# what slingshot will get the job done right?



## BILL CARSON (Jun 2, 2013)

i am new to slingshots.and i really never shot them, i have many squirrels and rabbits destroying my wifes garden.i was looking for a strong a sturdy and accurate slingshot between 20-40$.a nice quality slingshot......and suggestions would be greatly appreciated,thank you.cheers


----------



## Charles (Aug 26, 2010)

This question comes up frequently. And here is my standard response.

There is no simple answer to your question. It depends on what you are trying to do. If you want high speed, then you want to use very light ammo and your bands do not need to have a heavy draw. If you want lots of power (in terms of joules or foot pounds of energy), then you want to use heavier ammo and bands with a heavier draw. For target work, you want something more in the middle. For hunting, the requirements are yet different again. For some information, you can check here:

http://slingshotforu...nce-1-tapering/

For good suggestions on flatbands, try this:

http://www.slingshot.../band_calc.html

You can get a pretty good idea by looking at what folks have been using in the Speed Freaks and Power Rangers competitions:

http://slingshotforu...s-ssf-300-club/

http://slingshotforu...-power-rangers/

For hunting, you might check out the following:

http://slingshotforu...hunting-setups/

and just peruse the hunting threads to see what folks are using.

For frames, you might well begin by just making your own from a tree fork. Or there are lots of patterns on the forum if you want to try your hand at a board cut. If you are determined to buy something ready made, check out the Vendors forum and the folks there will be happy to make recommendations for you.

Cheers ..... Charles


----------



## Imperial (Feb 9, 2011)

... ... ... its the indian, not the arrow


----------



## BILL CARSON (Jun 2, 2013)

thank you charles & imperial,,i guess i would want it for hunting.which would be the great hunting slingshot?


----------



## Imperial (Feb 9, 2011)

your asking the unanswerable. its all a personal preferance. some like

hammer grip style, some like gangster side shooters, some like 4 bands of tbg,

some like 2 bands of tbb, some like looped tubes, some like psuedo tapered.

familiearize yourself with any style of slingshot and go from there.


----------



## ash (Apr 23, 2013)

Since you're starting from scratch, there are no existing preferences to cater to. You're a clean slate.

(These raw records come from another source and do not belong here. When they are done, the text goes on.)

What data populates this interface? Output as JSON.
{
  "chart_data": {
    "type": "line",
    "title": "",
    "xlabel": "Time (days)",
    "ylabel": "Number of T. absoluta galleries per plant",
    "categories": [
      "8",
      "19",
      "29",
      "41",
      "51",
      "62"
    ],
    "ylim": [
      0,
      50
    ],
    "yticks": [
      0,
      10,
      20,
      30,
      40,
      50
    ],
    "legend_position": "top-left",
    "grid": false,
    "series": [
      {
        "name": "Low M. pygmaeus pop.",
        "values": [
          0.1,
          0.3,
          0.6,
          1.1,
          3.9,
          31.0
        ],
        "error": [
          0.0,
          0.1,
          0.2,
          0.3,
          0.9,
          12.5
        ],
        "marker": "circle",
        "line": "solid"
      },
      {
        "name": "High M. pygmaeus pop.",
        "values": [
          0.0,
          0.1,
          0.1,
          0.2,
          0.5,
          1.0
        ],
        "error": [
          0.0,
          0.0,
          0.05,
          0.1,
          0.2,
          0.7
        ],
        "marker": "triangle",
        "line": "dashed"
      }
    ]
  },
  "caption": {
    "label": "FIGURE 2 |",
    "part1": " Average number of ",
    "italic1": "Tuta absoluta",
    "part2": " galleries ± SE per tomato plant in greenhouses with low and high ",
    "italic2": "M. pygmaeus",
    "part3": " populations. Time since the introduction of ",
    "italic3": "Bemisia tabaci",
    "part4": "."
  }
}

I'd look at a polymer Pocket Predator: http://pocketpredator.com/two.html Probably the Ranger. Check out some of their videos to see how each model is held and used.


----------



## SHTF Slingshots (Feb 4, 2013)

Find what you like to shoot with, hammer grip, finger grip, OTT or TTF, PFS or longer forks.
Het these things then consider size, strength, and bands.
You'll find something int the end.


----------



## harpersgrace (Jan 28, 2010)

There really is no best, a forked stick may be all you need or a top of the line custom its up to you.


----------



## treefork (Feb 1, 2010)

Check the vendors section. Pick one you like. PM the vendor and he will band you up according to your needs.


----------



## Nicholson (Sep 25, 2012)

I have never suggested this before, nor have I tried it, but some linatex bands from flatband are supposed to last longer and will work well with heavy ammo. that is a good combination to get used to your slingshot and to be well practiced for the kill shots. I think I'm gonna shoot flatband a pm for a set now


----------